Back from drug ban, Cowboys’ Gregory speaks of deeper issues
Now that he’s on the verge of playing after a year away from the NFL, the former Nebraska standout wants people to know there are deeper issues of mental health that Gregory isn’t comfortable discussing in detail publicly.
“I was self-sabotaging,” Gregory said Monday in his first group session with reporters at training camp in California. “Anybody that deals with what I have to deal with and what I’ve gone through and understands the process of what I’ve been through, I think can understand there’s also a mental aspect to it along with emotional.”
Gregory was suspended three times in less than a year, the last a yearlong ban for multiple violations of the league’s substance-abuse policy. He missed the 2017 season and waited an extra six months to apply for reinstatement to try to improve his chances.
The detailed application included letters of recommendation from several teammates, most notably 2016 All-Pro linebacker Sean Lee, and won the approval of Commissioner Roger Goodell in time for Gregory to join the Cowboys at camp.
Gregory’s time away included stints in rehab and therapy, and the 25-year-old acknowledged that he had to learn to take those efforts more seriously.
“It’s not just somebody walking around carelessly doing what they want,” Gregory said. “There’s obviously a mental aspect to it that plays a big part in it for me that I’ve had to try to figure out.

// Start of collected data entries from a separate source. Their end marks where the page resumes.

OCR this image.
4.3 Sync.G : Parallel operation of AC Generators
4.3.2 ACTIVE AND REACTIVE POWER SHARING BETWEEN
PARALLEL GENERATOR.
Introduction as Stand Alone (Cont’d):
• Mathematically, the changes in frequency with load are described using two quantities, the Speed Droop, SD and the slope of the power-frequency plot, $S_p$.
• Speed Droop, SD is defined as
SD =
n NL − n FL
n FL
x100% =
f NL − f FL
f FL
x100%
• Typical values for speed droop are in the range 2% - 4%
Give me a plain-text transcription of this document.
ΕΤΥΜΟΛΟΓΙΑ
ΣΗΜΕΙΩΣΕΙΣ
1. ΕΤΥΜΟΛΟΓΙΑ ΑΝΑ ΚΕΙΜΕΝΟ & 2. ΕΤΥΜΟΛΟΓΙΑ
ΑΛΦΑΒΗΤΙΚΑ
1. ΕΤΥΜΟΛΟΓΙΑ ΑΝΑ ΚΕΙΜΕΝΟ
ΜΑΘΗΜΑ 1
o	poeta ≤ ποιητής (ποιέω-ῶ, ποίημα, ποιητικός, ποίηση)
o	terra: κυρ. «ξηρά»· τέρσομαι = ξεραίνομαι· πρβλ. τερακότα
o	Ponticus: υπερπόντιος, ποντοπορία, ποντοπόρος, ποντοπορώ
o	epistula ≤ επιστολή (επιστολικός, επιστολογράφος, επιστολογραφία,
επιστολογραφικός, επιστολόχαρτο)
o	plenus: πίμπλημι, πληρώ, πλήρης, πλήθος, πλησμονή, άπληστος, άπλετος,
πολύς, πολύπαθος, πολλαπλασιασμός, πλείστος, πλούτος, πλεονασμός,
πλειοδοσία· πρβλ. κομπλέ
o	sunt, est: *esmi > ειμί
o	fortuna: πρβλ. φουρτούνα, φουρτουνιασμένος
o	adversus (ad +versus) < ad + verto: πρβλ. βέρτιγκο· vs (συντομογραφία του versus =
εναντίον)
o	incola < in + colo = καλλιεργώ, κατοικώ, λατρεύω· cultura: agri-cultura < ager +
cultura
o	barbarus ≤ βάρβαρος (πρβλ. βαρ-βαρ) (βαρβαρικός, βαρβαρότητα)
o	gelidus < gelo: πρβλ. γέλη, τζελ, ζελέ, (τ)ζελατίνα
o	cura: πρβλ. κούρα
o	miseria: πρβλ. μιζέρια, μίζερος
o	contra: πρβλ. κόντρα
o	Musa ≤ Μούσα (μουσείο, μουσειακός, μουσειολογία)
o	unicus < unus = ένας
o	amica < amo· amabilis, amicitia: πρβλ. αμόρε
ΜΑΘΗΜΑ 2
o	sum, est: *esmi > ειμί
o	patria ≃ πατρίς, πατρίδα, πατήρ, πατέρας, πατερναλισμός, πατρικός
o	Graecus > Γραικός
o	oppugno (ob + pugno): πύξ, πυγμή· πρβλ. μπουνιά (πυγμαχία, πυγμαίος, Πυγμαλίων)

The moment I took a more serious approach to that with my therapy and the more people around me understood what I was going through mentally, made it a lot easier for me to get right.”
The Cowboys drafted Gregory late in the second round in 2015. He was considered a first-round talent before testing positive for marijuana at the combine.
Gregory made it through his first season without getting suspended, missing four games with an ankle injury but going without a sack in his 12 appearances. The first suspension was announced in the offseason, followed by a 10-game ban before the four-game suspension had expired.
He played the final two games in 2016, finally getting his first sack in the finale when the Cowboys had already wrapped up the NFC East title. The third suspension hit before Dallas lost a divisional playoff game to Green Bay.
“We try to keep our eyes wide open about what any issues a player might have coming in and we’re optimistic if we put them in the right environment they can respond the right way,” coach Jason Garrett said. “It will not be 100 percent successful. But we’ve had a lot of players who have grown a lot in our organization.”
The Cowboys brought Gregory along slowly at camp, first allowing him to participate in pre-practice walkthrough sessions. Individual drills in practice were next, and finally some 11-on-11 work for the first time this week.
Owner Jerry Jones, never afraid to gamble on draft picks and equally willing to stick with them, said he thinks Gregory can be ready for the opener at Carolina on Sept. 9.
“We certainly have had players that have had challenges with dependence,” Jones said. “Now the problem is reality sets in and you have numbers and roster spots. You get the old adage of, ‘Well, he wouldn’t be doing that for a down-the-line guy or he wouldn’t be that tolerant of a down-the-line guy.’ That’s actually very true.”
Three years after vowing to Jones that he would do his best to overcome the issues that led to him slipping in the draft, Gregory is cautiously optimistic that can deliver with his second chance.
“I think first and foremost they like me as not only a player but as a person,” Gregory said. “I’ve always tried to do the right thing. I know I always haven’t. But I’ve tried. I think they realized I was a person in need and sticking by me throughout that tough part and even now has been real important for me to get back. And I think it’s worked.”
The Cowboys and Gregory will find out soon enough.